Sometimes, when we communicate with one another, the order we communicate in can make a big difference. When Terri and I are building training materials, we’re cognizant of cognitive load. (If you want to fully understand this, check out my review of Efficiency in Learning. If you want this in a nutshell, our communication series has a post/video that you can share, titled A KISS of Cognitive Load.) In negotiations, there’s another emotional aspect to consider.

If you deliver your proposal first, the other person will instantly start reviewing it in their mind – and potentially getting emotionally triggered by it. The result is they’ll be unable to hear what follows. As a result, an effective strategy is to review what you’ve heard first, then expose your thinking, and finally explain a proposal. (You may find that Motivational Interviewing is effective at helping you learn listening and responding skills.)

Inventing Options

The best resolution to a negotiation is often an option that neither party had even considered at the beginning. Whether it’s a demilitarized zone around a border or something as simple as letting one child cut the sandwich and the other pick which half they want, creative solutions are amazing ways to end a negotiation where both parties don’t feel like they gave up anything but instead like they’ve managed to win.

Being creative comes naturally to all of us (see Creative Confidence), but it doesn’t come when we’re stressed out. (See Drive.) So, a prerequisite to getting to creative options is minimizing the degree of stress and fear. (See Why Zebras Don’t Get Ulcers for more on stress, and The Fearless Organization for more on reducing fear in the workplace.) Reassuring ourselves and the other party that we’re both looking to find creative solutions that give both parties what they really want is one way to reduce stress – if the other party believes you. (See Trust => Vulnerability => Intimacy, Revisited for more on trust and its role in relationships.)

When to Walk Away

Sometimes, you can enter a negotiation, and you just don’t know when to walk away. You’re so wrapped up in the process that you forget what you’re doing. Auctions are built on this premise. You get so invested in the process of buying the item that you’ll often spend more on the item than you had initially intended – unless you set (and keep) a firm maximum price in your head.

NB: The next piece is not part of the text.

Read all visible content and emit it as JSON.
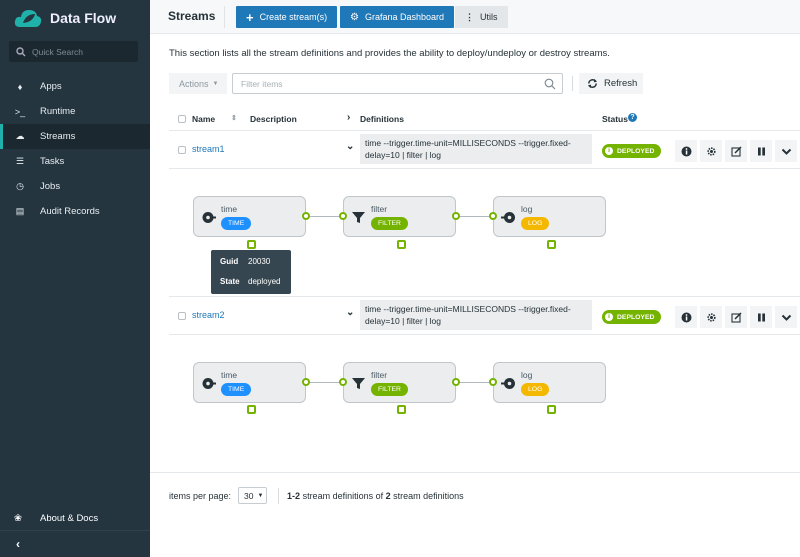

The negotiation equivalent is Best Alternative to a Negotiated Agreement (BANTA). This is what happens if you don’t agree. While it’s possible to overplay this hand since we tend to aggregate the benefits of all the alternatives – but not the downsides – we may believe the alternative is better than it really is. However, if we can’t enter a negotiation knowing what the alternatives are, we may not be properly motivated to negotiate – or walk away.

When You Can’t Agree

Let’s say you did everything right, and there’s still no way to reach an agreement. There are still some strategies you can use to move things forward. You can agree to a provisional agreement. You can agree in principle. You can move the conversation forward without reaching the end point.

While the goal is still Getting to Yes, that may not always be possible. At least you’ll have a better shot at it with the tools in the book.